SCROLL TO CONTINUE WITH CONTENT

Titiek mengisahkan, Presiden Soeharto kala itu dianggap berhasil menyusun kebijakan yang pada akhirnya berhasil mengantarkan RI ke swasembada pangan.

"Kita dulu pernah swasembada zamannya Pak Harto dan diberi penghargaan oleh internasional," kata Titiek di hadapan relawan pendukung Prabowo-Sandi, Cilegon, Rabu (14/11/2018) lalu.


Penghargaan FAO yang dimaksud Titiek adalah penghargaan berupa medali emas dua sisi. Satu sisi medali terukir gambar timbul sosok yang punya julukan bapak pembangunan itu.

Sementara ada gambar petani sedang menanam padi beserta tulisan "From Rice Importer to Self Sufficiency" di sisi sebaliknya.

Mengutip paparan Deputi Bulog Bidang Perencanaan dan Kerjasama, Mulyo Sidik dalam bahan paparannya pada FAO RICE CONFERENCE 2004 di Roma, Italia dikatakan, keberhasilan swasembada pangan terutama ditopang dengan sejumlah kebijakan pro petani kala itu.

Pemerintah telah menempatkan sektor pertanian sebagai tulang punggung pembangunan ekonomi dan ujung tombak mengentaskan kemiskinan dan kekurangan gizi, khususnya di daerah pedesaan.

Selama periode ini Bulog memiliki hak monopoli untuk mengimpor beras dan komoditas pangan pokok lainnya seperti gula, gandum, jagung, dan kedelai.
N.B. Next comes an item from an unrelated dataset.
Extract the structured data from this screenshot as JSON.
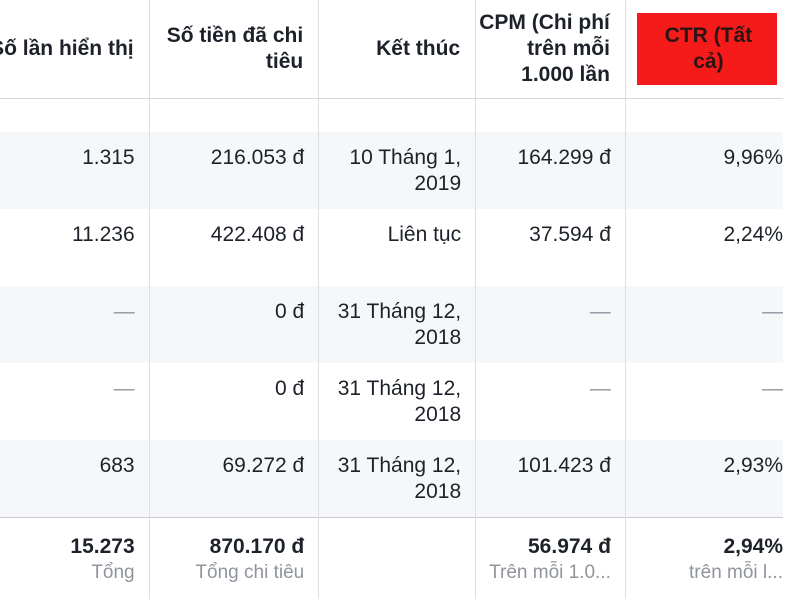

Pencapaian ini tentu bukan perkara mudah, karena swasembada pangan baru dicapai Soeharto setelah 17 tahun memimpin. Artinya, butuh lebih dari 3 periode bagi Soeharto untuk bisa mencapai swasembada pangan.

Dalam konteks kekinian, sepertinya mustahil bagi siapapun presidennya untuk mencapai swasembada pangan. Karena, sejak Soeharto lengser, tak ada satupun presiden yang pernah berkuasa lebih dari 10 tahun. Itu pun, baru Presiden Susilo Bambang Yudhoyono (SBY) yang punya masa kepemimpinan 10 tahun hingga saat ini.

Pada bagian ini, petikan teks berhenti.